Quote Originally Posted by Brian Ellis View Post
I have to respectfully disagree. I was taught and I believe that DOF depends on three things and three things only - aperture, focal length, and distance from subject. Apparent sharpness of the print depends on reproduction ratio, depth of field, viewing distance, lighting, the viewer's visual acuity, etc..

At least that's my understanding. To me, equating depth of field with apparent sharpness of the print leads to confusion (and not the circular kind).
I can't go with you here. Depth of field is based on apparent sharpness from stem to stern. Nothing is the full sharpness of the lens outside the focus plane.
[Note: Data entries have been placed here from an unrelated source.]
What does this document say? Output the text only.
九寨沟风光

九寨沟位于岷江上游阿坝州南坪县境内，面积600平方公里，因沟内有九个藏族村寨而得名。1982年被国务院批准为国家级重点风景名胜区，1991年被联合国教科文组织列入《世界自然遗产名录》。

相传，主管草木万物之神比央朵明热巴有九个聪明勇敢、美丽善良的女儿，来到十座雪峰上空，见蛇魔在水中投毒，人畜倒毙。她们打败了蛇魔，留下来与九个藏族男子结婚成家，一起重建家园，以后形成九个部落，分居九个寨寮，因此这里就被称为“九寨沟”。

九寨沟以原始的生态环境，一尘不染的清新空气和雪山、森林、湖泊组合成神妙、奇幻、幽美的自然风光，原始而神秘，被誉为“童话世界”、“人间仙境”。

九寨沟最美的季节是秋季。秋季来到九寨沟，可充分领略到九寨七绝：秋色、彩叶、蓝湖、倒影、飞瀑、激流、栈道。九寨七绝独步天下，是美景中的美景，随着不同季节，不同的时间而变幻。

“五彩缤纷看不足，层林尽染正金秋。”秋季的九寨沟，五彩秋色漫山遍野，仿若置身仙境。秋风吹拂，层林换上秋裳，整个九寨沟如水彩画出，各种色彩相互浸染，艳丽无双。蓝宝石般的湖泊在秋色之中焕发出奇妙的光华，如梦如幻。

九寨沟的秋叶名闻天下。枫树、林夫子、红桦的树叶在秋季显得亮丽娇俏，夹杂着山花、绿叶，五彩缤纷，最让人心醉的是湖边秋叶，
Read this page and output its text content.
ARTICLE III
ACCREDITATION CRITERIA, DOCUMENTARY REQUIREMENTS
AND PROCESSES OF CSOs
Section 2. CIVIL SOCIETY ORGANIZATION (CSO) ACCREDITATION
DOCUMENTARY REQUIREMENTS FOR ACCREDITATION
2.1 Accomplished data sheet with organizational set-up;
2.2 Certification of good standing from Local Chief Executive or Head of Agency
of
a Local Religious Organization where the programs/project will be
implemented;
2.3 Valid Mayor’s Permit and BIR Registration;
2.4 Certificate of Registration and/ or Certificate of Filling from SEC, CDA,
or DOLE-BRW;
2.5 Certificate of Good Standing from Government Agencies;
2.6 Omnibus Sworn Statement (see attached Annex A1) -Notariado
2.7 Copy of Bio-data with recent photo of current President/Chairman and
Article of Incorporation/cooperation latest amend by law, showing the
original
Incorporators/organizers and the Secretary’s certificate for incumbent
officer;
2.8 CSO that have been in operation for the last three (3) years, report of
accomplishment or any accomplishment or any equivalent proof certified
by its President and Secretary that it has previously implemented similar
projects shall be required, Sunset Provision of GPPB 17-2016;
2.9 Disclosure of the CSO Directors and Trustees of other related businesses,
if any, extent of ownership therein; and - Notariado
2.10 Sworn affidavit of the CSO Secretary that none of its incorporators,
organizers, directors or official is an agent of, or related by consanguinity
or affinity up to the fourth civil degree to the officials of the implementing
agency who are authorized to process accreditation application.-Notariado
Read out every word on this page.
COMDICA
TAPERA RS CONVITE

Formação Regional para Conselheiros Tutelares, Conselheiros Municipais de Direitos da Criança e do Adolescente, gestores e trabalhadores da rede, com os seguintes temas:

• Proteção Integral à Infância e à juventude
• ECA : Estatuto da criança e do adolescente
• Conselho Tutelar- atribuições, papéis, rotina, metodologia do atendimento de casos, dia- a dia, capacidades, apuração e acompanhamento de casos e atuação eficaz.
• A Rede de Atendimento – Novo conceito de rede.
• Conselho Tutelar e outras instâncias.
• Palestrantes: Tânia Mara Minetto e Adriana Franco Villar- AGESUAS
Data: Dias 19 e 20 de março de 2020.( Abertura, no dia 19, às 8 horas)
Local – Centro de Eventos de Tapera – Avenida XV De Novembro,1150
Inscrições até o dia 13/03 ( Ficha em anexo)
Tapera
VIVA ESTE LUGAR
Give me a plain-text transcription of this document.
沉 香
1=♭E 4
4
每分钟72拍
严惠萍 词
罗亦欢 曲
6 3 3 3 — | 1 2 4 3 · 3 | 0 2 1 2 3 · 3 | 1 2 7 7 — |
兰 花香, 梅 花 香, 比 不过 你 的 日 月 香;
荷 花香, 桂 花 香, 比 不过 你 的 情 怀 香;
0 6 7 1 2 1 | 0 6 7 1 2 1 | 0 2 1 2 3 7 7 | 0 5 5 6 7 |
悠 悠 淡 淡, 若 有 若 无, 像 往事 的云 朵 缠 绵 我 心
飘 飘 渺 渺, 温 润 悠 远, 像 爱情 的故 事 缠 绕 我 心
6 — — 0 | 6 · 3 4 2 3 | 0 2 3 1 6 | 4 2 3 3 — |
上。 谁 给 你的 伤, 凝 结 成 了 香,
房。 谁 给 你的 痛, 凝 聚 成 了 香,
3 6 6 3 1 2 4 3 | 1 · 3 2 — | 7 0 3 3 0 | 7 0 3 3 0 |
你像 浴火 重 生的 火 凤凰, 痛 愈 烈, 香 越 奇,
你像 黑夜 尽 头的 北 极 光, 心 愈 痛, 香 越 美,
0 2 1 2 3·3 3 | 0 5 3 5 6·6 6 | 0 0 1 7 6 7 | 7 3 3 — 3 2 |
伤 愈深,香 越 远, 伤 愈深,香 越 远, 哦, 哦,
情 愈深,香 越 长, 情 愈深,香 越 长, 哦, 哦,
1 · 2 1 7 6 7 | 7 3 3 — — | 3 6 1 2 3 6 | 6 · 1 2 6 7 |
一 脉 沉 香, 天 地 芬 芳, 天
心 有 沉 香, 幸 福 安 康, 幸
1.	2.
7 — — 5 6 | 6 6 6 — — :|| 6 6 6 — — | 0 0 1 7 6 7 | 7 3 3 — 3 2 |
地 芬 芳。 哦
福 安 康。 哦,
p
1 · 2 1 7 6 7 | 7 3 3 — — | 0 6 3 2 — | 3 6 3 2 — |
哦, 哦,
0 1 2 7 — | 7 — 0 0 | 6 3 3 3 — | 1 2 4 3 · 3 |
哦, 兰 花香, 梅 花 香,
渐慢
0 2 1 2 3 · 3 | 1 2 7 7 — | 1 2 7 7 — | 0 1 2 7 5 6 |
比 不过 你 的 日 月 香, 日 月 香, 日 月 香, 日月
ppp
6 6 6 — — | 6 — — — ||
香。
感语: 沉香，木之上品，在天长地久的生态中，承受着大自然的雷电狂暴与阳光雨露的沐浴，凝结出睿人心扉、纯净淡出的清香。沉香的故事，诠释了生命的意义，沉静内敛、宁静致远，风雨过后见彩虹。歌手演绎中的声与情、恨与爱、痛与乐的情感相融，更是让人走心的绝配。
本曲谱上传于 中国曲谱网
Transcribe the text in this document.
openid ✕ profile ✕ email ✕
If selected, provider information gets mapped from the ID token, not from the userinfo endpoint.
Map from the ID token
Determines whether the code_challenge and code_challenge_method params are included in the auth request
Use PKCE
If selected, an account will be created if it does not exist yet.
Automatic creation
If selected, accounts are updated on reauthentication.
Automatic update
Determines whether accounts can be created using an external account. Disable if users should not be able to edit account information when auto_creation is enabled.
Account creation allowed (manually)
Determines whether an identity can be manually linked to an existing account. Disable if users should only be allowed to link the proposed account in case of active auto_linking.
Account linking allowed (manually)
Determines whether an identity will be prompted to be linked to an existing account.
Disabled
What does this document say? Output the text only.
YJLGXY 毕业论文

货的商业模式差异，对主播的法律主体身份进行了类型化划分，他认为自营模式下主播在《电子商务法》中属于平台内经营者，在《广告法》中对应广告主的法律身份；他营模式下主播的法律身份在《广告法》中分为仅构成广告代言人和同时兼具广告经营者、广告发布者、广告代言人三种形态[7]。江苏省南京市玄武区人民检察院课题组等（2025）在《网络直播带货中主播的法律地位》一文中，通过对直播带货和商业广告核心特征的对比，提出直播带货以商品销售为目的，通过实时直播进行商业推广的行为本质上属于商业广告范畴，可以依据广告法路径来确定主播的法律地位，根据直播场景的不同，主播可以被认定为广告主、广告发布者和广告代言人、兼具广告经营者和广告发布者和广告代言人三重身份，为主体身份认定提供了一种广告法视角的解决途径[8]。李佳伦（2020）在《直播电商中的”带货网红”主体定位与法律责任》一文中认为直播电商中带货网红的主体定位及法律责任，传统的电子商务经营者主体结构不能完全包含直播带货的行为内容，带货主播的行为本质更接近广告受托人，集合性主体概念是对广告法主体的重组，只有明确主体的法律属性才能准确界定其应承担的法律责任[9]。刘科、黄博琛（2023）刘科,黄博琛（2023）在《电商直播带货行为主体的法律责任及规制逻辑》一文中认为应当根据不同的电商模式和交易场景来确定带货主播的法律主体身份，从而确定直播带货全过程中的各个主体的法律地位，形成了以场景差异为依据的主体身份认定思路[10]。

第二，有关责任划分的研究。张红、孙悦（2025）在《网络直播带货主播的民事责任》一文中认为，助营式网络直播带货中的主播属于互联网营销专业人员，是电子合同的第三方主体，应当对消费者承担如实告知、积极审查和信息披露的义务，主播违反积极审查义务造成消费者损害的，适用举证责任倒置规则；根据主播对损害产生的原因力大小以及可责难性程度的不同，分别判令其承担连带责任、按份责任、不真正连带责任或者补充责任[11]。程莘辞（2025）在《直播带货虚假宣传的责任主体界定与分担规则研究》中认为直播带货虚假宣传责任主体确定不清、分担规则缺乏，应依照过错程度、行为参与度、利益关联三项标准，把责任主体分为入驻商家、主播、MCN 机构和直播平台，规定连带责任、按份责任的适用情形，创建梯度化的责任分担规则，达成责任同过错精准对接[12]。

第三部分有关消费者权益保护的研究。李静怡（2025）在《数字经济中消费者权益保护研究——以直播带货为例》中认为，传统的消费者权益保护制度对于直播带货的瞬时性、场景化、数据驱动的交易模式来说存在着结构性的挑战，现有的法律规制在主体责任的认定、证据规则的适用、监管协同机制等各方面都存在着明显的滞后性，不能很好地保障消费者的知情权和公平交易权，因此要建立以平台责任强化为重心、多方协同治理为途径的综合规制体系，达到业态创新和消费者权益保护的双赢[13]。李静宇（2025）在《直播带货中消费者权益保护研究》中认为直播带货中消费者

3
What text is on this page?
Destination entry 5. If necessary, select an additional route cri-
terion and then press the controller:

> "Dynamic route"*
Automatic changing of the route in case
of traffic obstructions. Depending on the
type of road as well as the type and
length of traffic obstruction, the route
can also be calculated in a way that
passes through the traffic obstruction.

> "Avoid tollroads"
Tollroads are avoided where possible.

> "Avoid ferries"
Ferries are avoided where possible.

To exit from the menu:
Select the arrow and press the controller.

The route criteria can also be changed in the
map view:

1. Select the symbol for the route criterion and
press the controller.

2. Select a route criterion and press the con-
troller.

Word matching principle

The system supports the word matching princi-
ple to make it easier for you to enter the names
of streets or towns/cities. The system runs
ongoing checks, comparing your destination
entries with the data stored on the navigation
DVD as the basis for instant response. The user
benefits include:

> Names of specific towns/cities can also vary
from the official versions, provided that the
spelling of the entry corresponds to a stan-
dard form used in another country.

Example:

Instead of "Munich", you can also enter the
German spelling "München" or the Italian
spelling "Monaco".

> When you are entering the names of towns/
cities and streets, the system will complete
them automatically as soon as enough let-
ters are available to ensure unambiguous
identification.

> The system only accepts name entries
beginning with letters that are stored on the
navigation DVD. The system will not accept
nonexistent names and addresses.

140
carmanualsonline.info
If you enlarge enough, the depth of field will diminish right down to the diffraction limit. Even when diffraction is significant, it affects all parts of the image, in and out of the focus plane. Depth of field is, by definition, that which appears to be in focus, but is NOT in the focus plane.

The enlargement ratio is a critical element in what appears to be in focus. Stuff that looks tack-sharp in a contact print can start to get soft (on close inspection) when enlarged even 2X or 4X.

More generally:

I have always agreed with the point that diffraction is a fine effect while depth of field is a coarse effect. But just because it's a coarse effect does not mean it is a sudden effect. The acutance/resolution/whatever of the image will degrade smoothly as one moves away from the focus plane. At some point, that degradation becomes visible. That's the point where depth of field breaks down.

This is easy to see at very high magnifications. Even when I scan stuff at 2400 on my Epson flatbed, I can approximately see and estimate the boundaries of depth of field for specific enlargement ratios up to very large prints. When the image is displayed pixel-for-pixel, each square inch of negative requires about two feet square of monitor--24x enlargement. A 4x5 negative is therefore enlarged to eight feet by ten, though we only see the portion that fits on the monitor. It is easy to see many effects at that scale, including the limitations of the scanner. But those limitations happen at the pixel level. Even with that pixel-level fuzziness, I can see when depth of field starts to drop off even when well within the standard of sharpness for a 4x enlargement. When I display the image on the monitor at a 12x enlargement, and then back up to three times the viewing distance I am targeting, I get only a sense of the sharpness of the print at 4x. Stuff that is fuzzy at 100% crisps up very nicely--it moves within the depth of field allowed for that print size. At that level, diffraction never has a visible effect on large-format images in my experience.

I do evaluate depth of field using a 10x loupe on the ground glass at taking aperture (at least when it is in question), but I usually stop down a stop or two beyond what seems sharp using the loupe. For 4x enlargements, this has never failed me.

Here's an example. I used a bit of left swing to get the mouth of the pumps and also the handle into the focus plane. The near surfaces of the pump body is visibly unsharp in comparison to the focus plane, when viewed at high magnification. In the context of the image, it does not matter, and in a way it helps give the pump some dimension. I wanted the background to be unfocused enough to allow the pump to really stand out, so that was the compromise that had to be made. The point is that at the size below, the depth of field apparently includes the near surface of the pump body. On a 4x enlargement, it also looks pretty sharp. But at 24x in my monitor, the difference is obvious. This is at f/16.



For the photo of the staircase below, I wanted everything sharp, though I realized that the vertical post was only inches from the rail of the (pointed-down) camera and would become unfocused no matter what. That I didn't mind at all. But I wanted every step to be sharp all the way down the staircase. Movements were complicated to make that happen. But even with the 90mm lens, I used f/45 without a backward glance. Diffraction is obviously invisible at this scale. But it's mostly invisible looking at this image at 100% on the monitor, too, which is that 24x enlargement--it's too small an effect to distinguish it from the general pixel-level fuzziness of the flatbed scanner. At 4x on a print, it's sharp as a tack.



What do I learn from these images? One should never worry about diffraction if scanning the image on a flatbed. Period. I also reinforce my belief that we stop down, and then stop down some more (especially for static subjects like a parking garage) because diffraction is unlikely to undermine the effect of endless detail like being well outside the depth of field will.

Rick "stop it down" Denney